APC Support declined to give float voltage adjustment guidelines and they would not provide a schematic. A web search revealed many comments about APC Smart-Ups’ float voltage drifting up as the unit ages. An article by Jacob Joseph was very helpful. (Ref. here.) His article was written with reference to a 1500 VA model. The two circuit boards are probably identical in this area. After reading his discussion about calibrating by serial cable, I opted to modify the circuit board which he also outlined. After reading his discussion of calibrating by serial cable or modifying the circuit board, I opted to modify the circuit board. A few of my own ideas resulted in a very quick and precise method of adjusting the float voltage. With new batteries installed and the unit running, the battery voltage was monitored at the terminals. This modification has the additional advantage that the float voltage can be quickly adjusted in the future after simply removing the cover.

Procedure: Replace Resistor with Trim POT

Mr. Joseph's article makes reference to IC 14 (APC2020) and a voltage divider on pin 13 which is composed of R118 – 100K and R119 – 22K. R118 was best identified by the silk screen on the bottom of the circuit board in my case, but I verified the circuit with an ohmmeter also. I removed the 100K resistor and found that it was still within tolerance, but replaced it with a 20 turn, 100K trim pot. The trim pot was mounted on end (screw adjust facing up) with RTV. The ideal location was at the edge of the circuit board by the fan connector. This placed it right at the edge of the platform where the main transformer is mounted. Two short leads from the trim pot went over to the mounting holes where the fixed resistor was located. It is always good practice to tie the wiper of the trim pot to one end of the pot. Another good practice is to label what you have done so that trim pot can be identified a few years later when you have forgotten or somebody else is looking at it.

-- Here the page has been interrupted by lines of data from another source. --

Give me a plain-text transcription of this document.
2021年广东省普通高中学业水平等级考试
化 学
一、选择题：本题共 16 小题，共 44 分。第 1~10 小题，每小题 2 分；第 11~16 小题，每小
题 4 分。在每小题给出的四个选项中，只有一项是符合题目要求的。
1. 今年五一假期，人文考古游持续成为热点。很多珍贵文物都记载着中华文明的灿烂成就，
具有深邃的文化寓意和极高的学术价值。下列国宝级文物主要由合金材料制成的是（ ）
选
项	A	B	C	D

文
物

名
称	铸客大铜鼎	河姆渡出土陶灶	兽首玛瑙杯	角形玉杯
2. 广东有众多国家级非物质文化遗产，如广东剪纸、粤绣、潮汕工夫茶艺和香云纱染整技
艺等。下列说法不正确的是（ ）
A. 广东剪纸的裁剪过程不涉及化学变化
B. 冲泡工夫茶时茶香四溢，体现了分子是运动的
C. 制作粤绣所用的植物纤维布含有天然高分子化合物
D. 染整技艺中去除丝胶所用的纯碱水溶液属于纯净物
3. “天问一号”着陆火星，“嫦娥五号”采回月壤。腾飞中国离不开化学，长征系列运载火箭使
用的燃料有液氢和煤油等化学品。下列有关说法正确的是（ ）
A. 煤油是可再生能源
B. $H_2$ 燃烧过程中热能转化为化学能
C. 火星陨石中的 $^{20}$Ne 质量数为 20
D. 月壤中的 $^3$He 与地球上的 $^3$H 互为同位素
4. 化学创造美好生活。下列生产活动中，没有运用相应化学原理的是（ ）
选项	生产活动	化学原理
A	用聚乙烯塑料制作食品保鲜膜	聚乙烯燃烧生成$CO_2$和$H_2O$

As a starting point, I set the trim pot to the same value as the fixed resistor it replaced. With my charged "test set" of batteries, I adjusted the float voltage down to 27.4 V. The final trim pot resistance was 98.3k ohm. Later, that voltage can be tweaked with the new batteries installed and charged. The 20 turn trim pot gives the capability to adjust within 0.01 volts, so adjustment is no problem.

This size of UPS is too good and too expensive to be considered a throw-away item. I expect this small modification can give these units several more years of useful service. I hope others can benefit from this improvement as well.